Mas talvez o que esteja acontecendo seja um pouco menos espetacular, mas potencialmente tão perigoso quanto. O descontentamento com a falta de resposta do sistema às demandas não incorporadas sempre esteve presente na América Latina, um continente onde o presidencialismo elitista e a desigualdade produziram democracias pouco inclusivas, de acesso restrito. Essa pulsão não desapareceu, mas talvez a ela tenha se juntado outra, aparentemente contraditória: uma espécie de preferência pela ordem sobre o conflito.

O Barômetro das Américas pergunta aos entrevistados sobre até que ponto estão de acordo com algo tão básico quanto conceder o direito de voto àqueles que são críticos do sistema de governo. Essa questão permite medir o grau de tolerância que cada indivíduo tem em relação à crítica extrema.
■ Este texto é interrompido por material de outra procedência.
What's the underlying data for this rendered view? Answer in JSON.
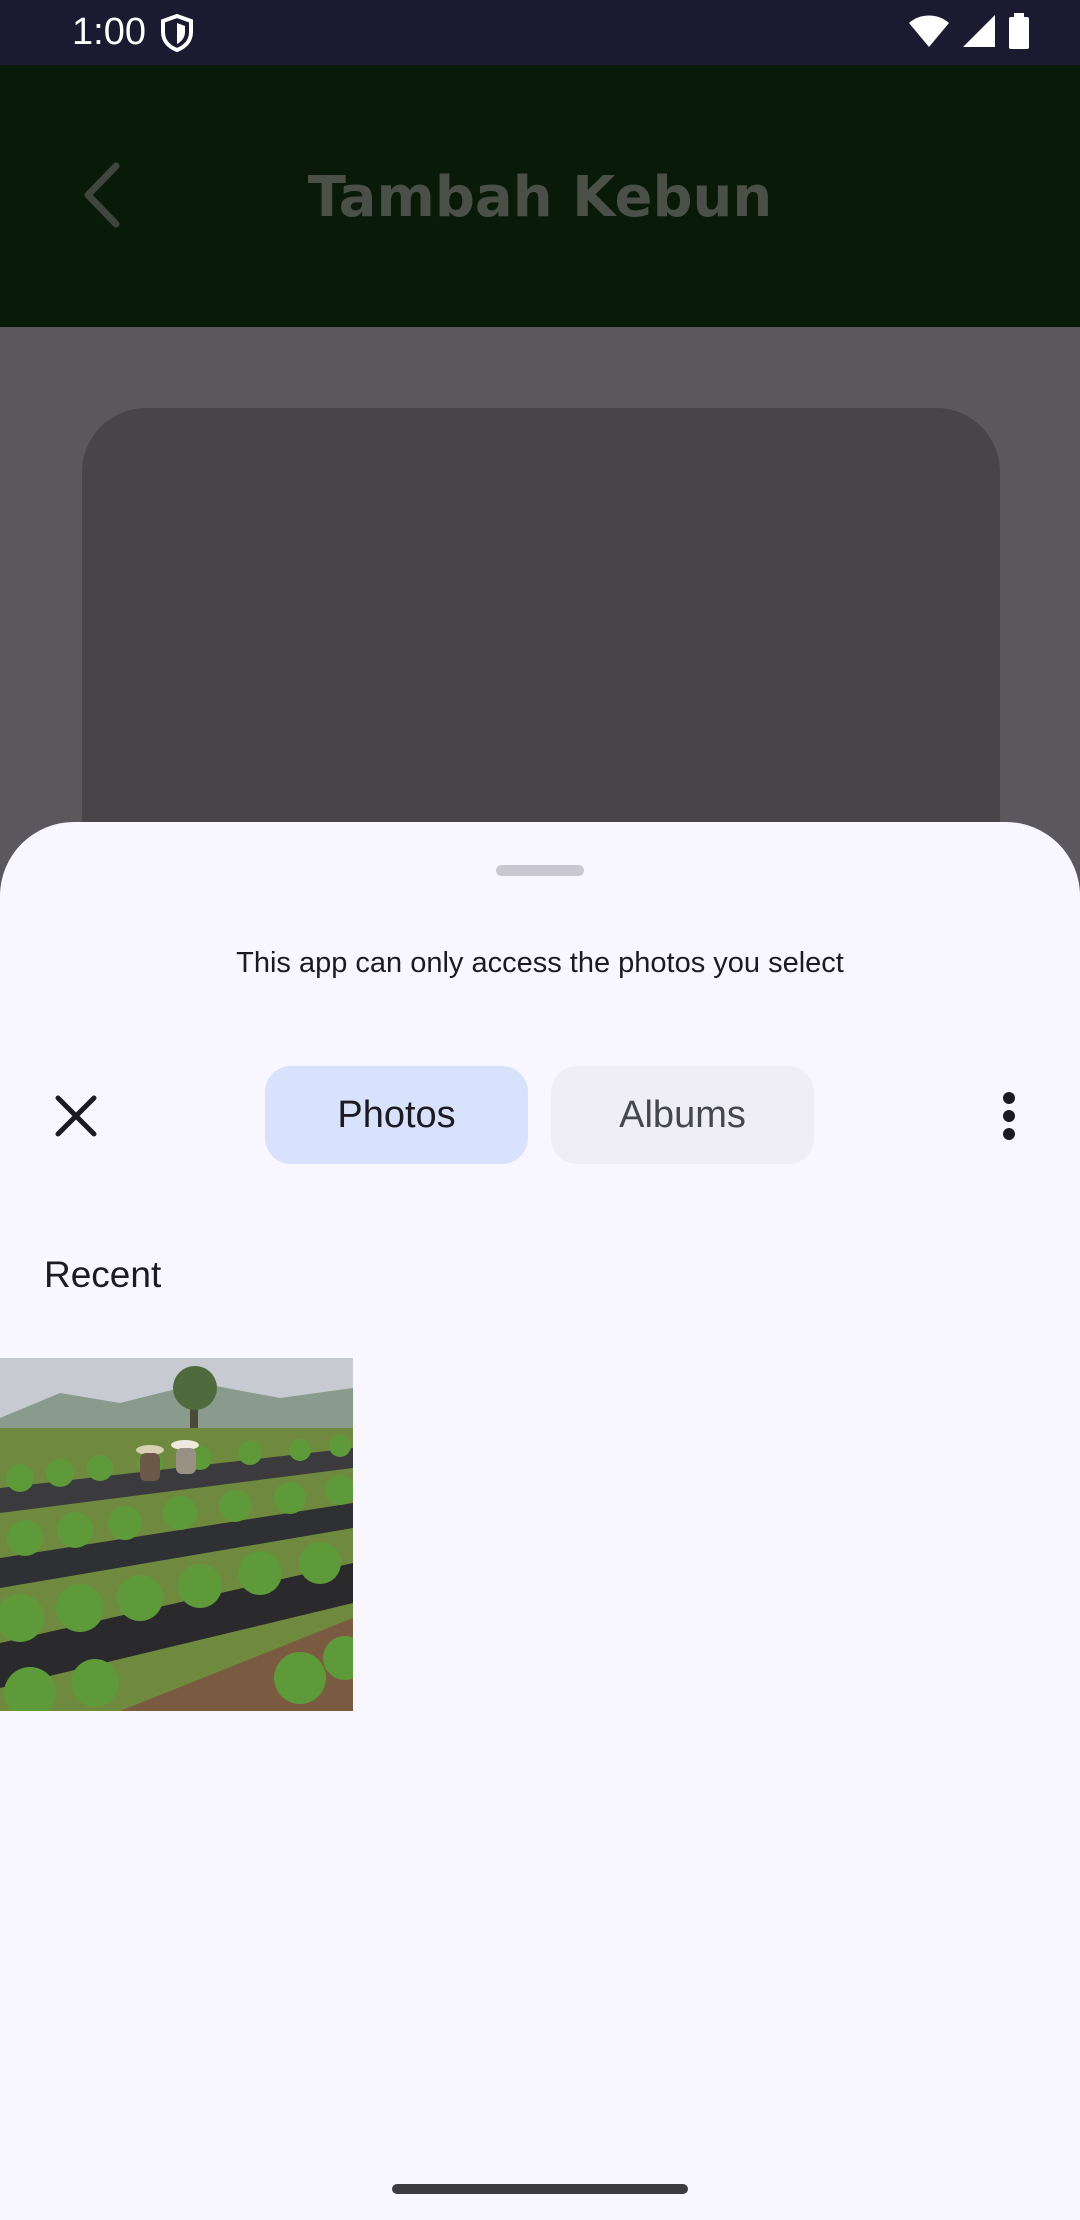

Acontece que aqueles que demonstram um maior desencanto com a ideia explícita de democracia também são mais favoráveis à manutenção dos direitos de voto dos críticos. Provavelmente porque eles se veem como parte desse grupo. Esses “democratas paradoxais”, que desconfiam da democracia atual, entrariam na categoria do descontentamento perene, inevitável até que os regimes se tornem mais inclusivos. Também estão aqui os segmentos de autoritarismo puro: aqueles que rejeitam a democracia em termos abstratos e concretos, que disputam o direito de voto da oposição. É impossível para eles incorporá-los à alternância de poder, porque apenas aspiram a suprimi-la. Mas é o grupo intermediário que mostra um comportamento mais sugestivo e consistente: indiferentes à democracia como conceito e indiferentes também com o direito de voto dos críticos extremos. Para uma maioria relativa de latino-americanos, a possibilidade de canalizar o conflito não é uma prioridade. O mais preocupante é, novamente, a coincidência desse padrão entre as novas gerações e as classes mais abastadas.

Porque, e se estamos assistindo ao nascimento de uma geração que anseia por ordem, funcionalidade? O autoritarismo seria então um subproduto, mais do que uma reivindicação central. O modelo chinês vem à mente: uma ditadura que, aos olhos do mundo, foi capaz de criar bem-estar para a maioria, embora em troca de um (enorme) custo para as minorias. Talvez seja esse o tipo de espelho em que os desencantados se refletem: uma ‘morte doce’ do pluralismo. ‘Doce’, é claro, apenas na aparência, e apenas para aqueles segmentos da população dispostos a consolidar sua boa posição diante da supressão do conflito formalizado. O continente tem vasta experiência com líderes que oferecem melhorias para a maioria em troca de que a população renuncie ao direito de votar contra. Videla, Pinochet, Chávez, Fujimori e Castro, entre muitos outros, fizeram carreira com essa ideia. Não faria mal, à luz desses dados, refrescar a memória com o que acaba acontecendo quando um ditador promete harmonia.